Key Takeaways:
Galectin Therapeutics secured FDA agreement on a Phase 3 trial design for belapectin in MASH cirrhosis, clearing a regulatory path toward full approval in a population with no approved therapies.
Galectin Therapeutics Inc. reached alignment with the US Food and Drug Administration on a Phase 3 program for belapectin in patients with MASH cirrhosis and portal hypertension, a population facing the highest risk of life-threatening decompensation events.
"Alignment on the study design, primary endpoint, and regulatory framework provides important clarity, as we advance the program with renewed confidence," Joel Lewis, chief executive officer of Galectin Therapeutics, said in a statement.
The randomized, double-blind, placebo-controlled trial will evaluate a single 2 mg dose of belapectin, a carbohydrate-based galectin-3 inhibitor, using a composite liver outcome as the primary endpoint. The endpoint includes prevention of large esophageal varices greater than 5 mm, a clinically meaningful marker of worsening portal hypertension. The FDA accepted Galectin's proposed blinded central review process for endoscopic assessment, a methodology the company developed and validated in the global Phase 2b/3 NAVIGATE trial. The company expects the Phase 3 study to be comparable in size to NAVIGATE.
Unlike earlier-stage MASH populations eligible for accelerated approval based on histologic endpoints, the cirrhosis population requires a traditional approval pathway. The FDA confirmed that a single adequate and well-controlled trial could support marketing approval, giving Galectin a defined route to a broad indication. The company plans to submit the final Phase 3 protocol in the third quarter of 2026 and is actively pursuing strategic partnership opportunities.
Belapectin targets galectin-3, a protein that drives inflammatory, fibrotic, and malignant disease processes. In MASH cirrhosis, the drug aims to prevent progression to decompensated liver disease — a condition that excludes patients from most other clinical trials. The FDA acknowledged the substantial unmet medical need in this population during the Type C meeting, according to the company.
Khurram Jamil, chief medical officer at Galectin, said the agency's acceptance of the centralized endoscopy review process confirms the scientific rigor of the methodology the company pioneered in NAVIGATE. Standardized, blinded assessment of esophageal varices is critical to ensuring reliable endpoint evaluation in global studies, he said.
The competitive landscape for MASH cirrhosis remains sparse. Madrigal Pharmaceuticals' Rezdiffra (resmetirom) won FDA approval in 2024 for non-cirrhotic MASH with moderate-to-advanced fibrosis, but no therapy is approved specifically for patients with cirrhosis and portal hypertension. Galectin's belapectin, if successful, would address that gap.
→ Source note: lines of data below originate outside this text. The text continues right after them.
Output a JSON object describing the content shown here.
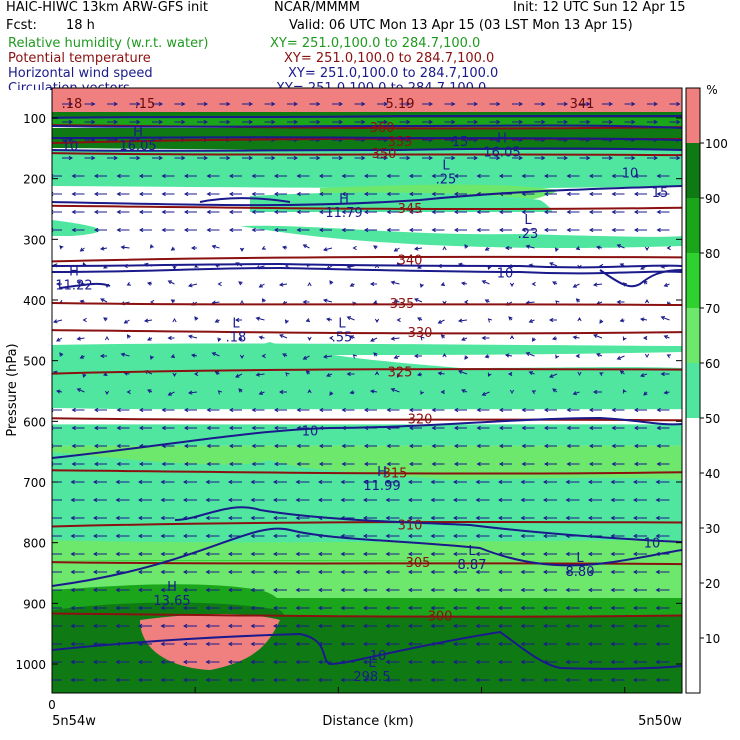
{
  "header": {
    "model": "HAIC-HIWC 13km ARW-GFS init",
    "org": "NCAR/MMMM",
    "init": "Init: 12 UTC Sun 12 Apr 15",
    "fcst_label": "Fcst:",
    "fcst_value": "18 h",
    "valid": "Valid: 06 UTC Mon 13 Apr 15 (03 LST Mon 13 Apr 15)"
  },
  "fields": [
    {
      "name": "Relative humidity (w.r.t. water)",
      "xy": "XY= 251.0,100.0 to 284.7,100.0",
      "color": "#1f9a1f"
    },
    {
      "name": "Potential temperature",
      "xy": "XY= 251.0,100.0 to 284.7,100.0",
      "color": "#8b1010"
    },
    {
      "name": "Horizontal wind speed",
      "xy": "XY= 251.0,100.0 to 284.7,100.0",
      "color": "#1a1a8c"
    },
    {
      "name": "Circulation vectors",
      "xy": "XY= 251.0,100.0 to 284.7,100.0",
      "color": "#1a1a8c"
    }
  ],
  "chart_data": {
    "type": "cross-section contour",
    "xlabel": "Distance (km)",
    "ylabel": "Pressure (hPa)",
    "x_start_label": "5n54w",
    "x_end_label": "5n50w",
    "x_zero_label": "0",
    "y_ticks": [
      100,
      200,
      300,
      400,
      500,
      600,
      700,
      800,
      900,
      1000
    ],
    "ylim": [
      1050,
      60
    ],
    "colorbar": {
      "unit": "%",
      "ticks": [
        10,
        20,
        30,
        40,
        50,
        60,
        70,
        80,
        90,
        100
      ],
      "bands": [
        {
          "from": 0,
          "to": 50,
          "color": "#ffffff"
        },
        {
          "from": 50,
          "to": 60,
          "color": "#50e6a0"
        },
        {
          "from": 60,
          "to": 70,
          "color": "#6de86d"
        },
        {
          "from": 70,
          "to": 80,
          "color": "#2ed12e"
        },
        {
          "from": 80,
          "to": 90,
          "color": "#1aa51a"
        },
        {
          "from": 90,
          "to": 100,
          "color": "#0f7a14"
        },
        {
          "from": 100,
          "to": 110,
          "color": "#f08080"
        }
      ]
    },
    "theta_contours": {
      "color": "#8b1010",
      "levels": [
        {
          "label": "300",
          "p": 920
        },
        {
          "label": "305",
          "p": 832
        },
        {
          "label": "310",
          "p": 770
        },
        {
          "label": "315",
          "p": 684
        },
        {
          "label": "320",
          "p": 595
        },
        {
          "label": "325",
          "p": 518
        },
        {
          "label": "330",
          "p": 453
        },
        {
          "label": "335",
          "p": 405
        },
        {
          "label": "340",
          "p": 333
        },
        {
          "label": "345",
          "p": 248
        },
        {
          "label": "350",
          "p": 158
        },
        {
          "label": "355",
          "p": 138
        },
        {
          "label": "360",
          "p": 115
        }
      ]
    },
    "wind_labels": [
      {
        "text": "10",
        "p": 615
      },
      {
        "text": "10",
        "p": 800
      },
      {
        "text": "10",
        "p": 985
      },
      {
        "text": "10",
        "p": 355
      },
      {
        "text": "10",
        "p": 190
      },
      {
        "text": "15",
        "p": 138
      },
      {
        "text": "15",
        "p": 222
      },
      {
        "text": "10",
        "p": 145
      }
    ],
    "extrema": [
      {
        "type": "H",
        "value": "13.65",
        "p": 880
      },
      {
        "type": "L",
        "value": "8.87",
        "p": 820
      },
      {
        "type": "L",
        "value": "8.80",
        "p": 832
      },
      {
        "type": "H",
        "value": "11.99",
        "p": 690
      },
      {
        "type": "L",
        "value": ".18",
        "p": 445
      },
      {
        "type": "L",
        "value": ".55",
        "p": 445
      },
      {
        "type": "H",
        "value": "11.22",
        "p": 360
      },
      {
        "type": "L",
        "value": ".23",
        "p": 275
      },
      {
        "type": "H",
        "value": "11.79",
        "p": 240
      },
      {
        "type": "L",
        "value": ".25",
        "p": 185
      },
      {
        "type": "H",
        "value": "16.05",
        "p": 130
      },
      {
        "type": "H",
        "value": "16.05",
        "p": 140
      },
      {
        "type": "L",
        "value": "298.5",
        "p": 1005
      }
    ],
    "top_labels": [
      ".18",
      ".15",
      "5.19",
      "341"
    ]
  }
}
Galectin has incurred operating losses since inception and has not disclosed its current cash runway. The company's lead development program is in MASH cirrhosis, with additional programs in combination immunotherapy for advanced head and neck cancers. Advancement of those programs depends on finding a suitable partner.
The NAVIGATE trial, which enrolled patients with MASH cirrhosis and portal hypertension, provided the efficacy data supporting the single-dose approach. The 2 mg dose showed strong efficacy across prior clinical studies, the company said, forming the basis for the planned registration trial.
This article is for informational purposes only and does not constitute investment advice.